A veces cuando estamos tristes tendemos a escoger canciones que nos desaniman mucho más y que nos hacen sentir todavía peor, de la misma forma que cuando estamos animados nos ponemos música con mucho ritmo para mover el esqueleto. Esto lo hacemos porque buscamos que la música sea coherente con nuestro estado de ánimo, porque la música nos hace sentir y nos evoca recuerdos. Pero el poder de la música va mucho más allá, y podemos utilizarla para cambiar esa tristeza o ese enfado por bienestar y tranquilidad.

Ya en la antigua Grecia se creía que la música tenía cualidades que influían en el carácter de las personas que la escuchaban y la usaban con ese fin.

Posteriormente, algunos estudios sugirieron que las emociones negativas como la ira, el miedo, la irritabilidad, el aburrimiento o la ansiedad no suelen experimentarse cuando se está escuchando música.

Pero no hace falta irnos ni mucho tiempo atrás ni leer artículos científicos para encontrar ejemplos. Un conocido entrenador de fútbol ponía por megafonía durante el precalentamiento la conocida canción «Viva la vida» del grupo Coldplay, porque consideraba que la música aportaba a sus jugadores energía, fuerza y les ayudaba a mentalizarse.

La música se procesa en un área del cerebro que también está dedicado a procesar las emociones, de ahí que sea capaz de generar cambios en nuestro estado de ánimo.

Cuando escuchamos una canción que nos hace recordar un momento agradable, estamos favoreciendo que nuestro cuerpo se ponga en esa situación ayudándolo a que sienta lo mismo que sentimos en aquel momento y evocando emociones concretas. Por eso hay canciones capaces de emocionarnos y hacer que se nos ponga el vello de punta o se nos dibuje una sonrisa en la cara.

Sabiendo todo esto te invito a que utilices la música en tu propio beneficio. Te propongo que cuando sientas sensaciones de agobio, estrés o ansiedad, escojas una lista de reproducción con canciones suaves, con un tempo lento y un timbre bajo, que te ayuden a evocar un estado de calma y relajación.

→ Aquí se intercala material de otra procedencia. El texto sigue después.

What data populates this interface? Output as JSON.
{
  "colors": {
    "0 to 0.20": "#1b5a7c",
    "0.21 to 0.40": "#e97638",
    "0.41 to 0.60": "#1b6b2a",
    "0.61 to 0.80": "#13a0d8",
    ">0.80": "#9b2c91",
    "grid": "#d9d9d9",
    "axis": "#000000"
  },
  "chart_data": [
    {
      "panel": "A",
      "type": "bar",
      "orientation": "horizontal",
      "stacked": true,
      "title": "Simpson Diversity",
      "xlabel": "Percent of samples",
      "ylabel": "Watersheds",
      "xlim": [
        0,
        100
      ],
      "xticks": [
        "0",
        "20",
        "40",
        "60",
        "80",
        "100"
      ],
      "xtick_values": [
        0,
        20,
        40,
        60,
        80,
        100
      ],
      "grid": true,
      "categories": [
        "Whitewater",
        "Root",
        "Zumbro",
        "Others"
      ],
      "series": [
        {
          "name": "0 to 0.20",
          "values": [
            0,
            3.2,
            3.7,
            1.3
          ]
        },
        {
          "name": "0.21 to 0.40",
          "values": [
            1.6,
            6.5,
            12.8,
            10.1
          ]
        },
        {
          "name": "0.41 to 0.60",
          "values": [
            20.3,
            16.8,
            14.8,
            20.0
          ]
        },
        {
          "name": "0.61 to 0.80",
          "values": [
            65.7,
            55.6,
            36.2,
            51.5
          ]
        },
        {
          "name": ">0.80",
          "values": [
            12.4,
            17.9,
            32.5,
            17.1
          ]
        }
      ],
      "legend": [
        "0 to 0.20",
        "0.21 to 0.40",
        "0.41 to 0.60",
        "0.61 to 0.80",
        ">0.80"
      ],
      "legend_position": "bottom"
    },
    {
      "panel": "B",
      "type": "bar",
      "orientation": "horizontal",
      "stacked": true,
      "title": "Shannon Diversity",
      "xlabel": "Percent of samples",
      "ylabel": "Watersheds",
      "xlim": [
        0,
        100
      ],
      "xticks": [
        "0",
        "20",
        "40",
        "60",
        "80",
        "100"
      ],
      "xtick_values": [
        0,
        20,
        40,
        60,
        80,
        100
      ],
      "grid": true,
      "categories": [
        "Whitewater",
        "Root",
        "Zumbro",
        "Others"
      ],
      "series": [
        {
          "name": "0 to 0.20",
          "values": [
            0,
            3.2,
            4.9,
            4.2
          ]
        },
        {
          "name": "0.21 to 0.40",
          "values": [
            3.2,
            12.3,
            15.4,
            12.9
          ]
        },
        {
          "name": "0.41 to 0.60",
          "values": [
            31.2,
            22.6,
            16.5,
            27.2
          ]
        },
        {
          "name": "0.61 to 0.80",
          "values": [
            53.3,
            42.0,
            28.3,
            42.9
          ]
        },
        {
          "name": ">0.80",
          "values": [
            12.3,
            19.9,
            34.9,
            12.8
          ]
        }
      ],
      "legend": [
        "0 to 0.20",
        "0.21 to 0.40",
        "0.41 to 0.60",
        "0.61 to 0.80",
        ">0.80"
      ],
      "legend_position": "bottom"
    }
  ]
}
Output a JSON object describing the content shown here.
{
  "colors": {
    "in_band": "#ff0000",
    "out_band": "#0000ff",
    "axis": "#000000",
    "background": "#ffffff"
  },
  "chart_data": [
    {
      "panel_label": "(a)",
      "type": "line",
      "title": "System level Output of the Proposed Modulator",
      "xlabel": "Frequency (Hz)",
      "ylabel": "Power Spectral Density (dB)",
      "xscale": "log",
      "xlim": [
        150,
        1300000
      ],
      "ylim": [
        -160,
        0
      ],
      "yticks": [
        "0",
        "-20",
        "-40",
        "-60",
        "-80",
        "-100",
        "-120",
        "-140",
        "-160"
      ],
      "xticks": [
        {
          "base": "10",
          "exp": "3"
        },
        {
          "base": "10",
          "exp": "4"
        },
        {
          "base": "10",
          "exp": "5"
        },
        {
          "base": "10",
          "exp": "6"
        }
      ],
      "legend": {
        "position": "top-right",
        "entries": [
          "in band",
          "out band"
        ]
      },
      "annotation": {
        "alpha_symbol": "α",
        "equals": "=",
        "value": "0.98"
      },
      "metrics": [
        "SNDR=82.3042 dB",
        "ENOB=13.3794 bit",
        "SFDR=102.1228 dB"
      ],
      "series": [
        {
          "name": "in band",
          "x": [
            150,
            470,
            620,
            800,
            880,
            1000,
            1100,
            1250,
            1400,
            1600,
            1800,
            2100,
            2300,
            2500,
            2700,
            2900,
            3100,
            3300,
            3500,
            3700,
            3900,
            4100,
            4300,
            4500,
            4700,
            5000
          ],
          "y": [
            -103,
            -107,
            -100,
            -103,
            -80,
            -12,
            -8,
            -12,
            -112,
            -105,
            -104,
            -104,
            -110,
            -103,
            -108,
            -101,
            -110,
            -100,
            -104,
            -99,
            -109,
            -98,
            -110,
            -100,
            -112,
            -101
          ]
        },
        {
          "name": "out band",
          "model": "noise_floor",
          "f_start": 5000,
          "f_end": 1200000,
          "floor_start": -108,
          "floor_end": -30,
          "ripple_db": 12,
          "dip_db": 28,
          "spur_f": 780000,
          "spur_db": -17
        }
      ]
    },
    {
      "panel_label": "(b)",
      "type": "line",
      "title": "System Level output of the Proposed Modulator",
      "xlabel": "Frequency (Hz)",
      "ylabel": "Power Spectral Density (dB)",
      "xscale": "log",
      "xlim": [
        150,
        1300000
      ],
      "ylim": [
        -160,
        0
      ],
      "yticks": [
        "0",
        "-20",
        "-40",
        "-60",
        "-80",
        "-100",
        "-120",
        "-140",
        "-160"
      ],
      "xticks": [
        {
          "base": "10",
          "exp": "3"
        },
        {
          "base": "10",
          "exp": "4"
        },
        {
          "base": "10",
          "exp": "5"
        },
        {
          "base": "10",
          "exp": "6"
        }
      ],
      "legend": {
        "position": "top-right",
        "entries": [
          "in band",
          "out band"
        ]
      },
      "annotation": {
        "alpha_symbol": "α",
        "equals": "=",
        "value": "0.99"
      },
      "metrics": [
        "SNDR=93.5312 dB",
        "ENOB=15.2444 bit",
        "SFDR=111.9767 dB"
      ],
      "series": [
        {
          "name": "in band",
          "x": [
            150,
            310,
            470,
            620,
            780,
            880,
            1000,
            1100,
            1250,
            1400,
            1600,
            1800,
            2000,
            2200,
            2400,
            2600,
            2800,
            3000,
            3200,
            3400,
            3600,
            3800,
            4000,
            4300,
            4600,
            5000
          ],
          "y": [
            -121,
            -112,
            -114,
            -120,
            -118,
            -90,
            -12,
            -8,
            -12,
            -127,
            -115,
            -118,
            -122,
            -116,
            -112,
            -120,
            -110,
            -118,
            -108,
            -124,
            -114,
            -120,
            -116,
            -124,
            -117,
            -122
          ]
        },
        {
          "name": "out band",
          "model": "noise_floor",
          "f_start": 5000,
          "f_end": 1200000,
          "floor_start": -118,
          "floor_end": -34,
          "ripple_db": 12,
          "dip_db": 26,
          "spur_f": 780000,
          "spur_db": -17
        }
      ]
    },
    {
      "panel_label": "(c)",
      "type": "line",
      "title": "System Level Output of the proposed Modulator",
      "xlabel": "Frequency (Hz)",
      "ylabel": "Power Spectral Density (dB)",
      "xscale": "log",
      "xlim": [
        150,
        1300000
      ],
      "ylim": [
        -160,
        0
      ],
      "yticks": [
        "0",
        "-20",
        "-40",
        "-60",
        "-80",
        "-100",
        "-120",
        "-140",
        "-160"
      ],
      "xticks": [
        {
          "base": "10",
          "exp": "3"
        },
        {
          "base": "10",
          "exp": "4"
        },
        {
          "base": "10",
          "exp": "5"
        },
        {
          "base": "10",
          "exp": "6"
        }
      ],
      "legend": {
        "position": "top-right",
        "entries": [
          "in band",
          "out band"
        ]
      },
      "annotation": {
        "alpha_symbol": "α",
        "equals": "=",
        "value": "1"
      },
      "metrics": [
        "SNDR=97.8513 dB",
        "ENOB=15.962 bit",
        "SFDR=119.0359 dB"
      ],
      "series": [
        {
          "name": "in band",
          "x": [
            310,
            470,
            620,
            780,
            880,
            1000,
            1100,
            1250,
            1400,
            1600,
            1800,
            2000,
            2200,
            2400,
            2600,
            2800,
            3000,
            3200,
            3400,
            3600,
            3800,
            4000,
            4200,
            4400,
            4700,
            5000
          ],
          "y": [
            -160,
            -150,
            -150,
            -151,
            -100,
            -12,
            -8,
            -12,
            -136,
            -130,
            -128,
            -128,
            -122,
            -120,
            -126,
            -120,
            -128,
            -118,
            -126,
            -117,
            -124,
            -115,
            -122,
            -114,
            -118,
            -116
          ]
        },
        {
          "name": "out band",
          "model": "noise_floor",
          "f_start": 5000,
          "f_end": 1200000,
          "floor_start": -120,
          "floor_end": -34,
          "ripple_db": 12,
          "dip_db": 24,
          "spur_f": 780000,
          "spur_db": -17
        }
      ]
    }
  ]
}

Si te sientes desanimado, triste o incluso enfadado, te animo a que escuches tus canciones favoritas, las que te hagan moverte, marcar el ritmo, esas, cántalas si tienen letra, déjate llevar y comprueba como te contagias de esas sensaciones positivas de euforia, alegría y bienestar.

Recuerda, si tu cerebro está pasándolo mal intenta ofrecerle un poco de música que le ayude a conectar con emociones que le hagan estar mejor, no con las que le mantengan en ese estado.

Esperamos que os sea útil, y hasta la próxima!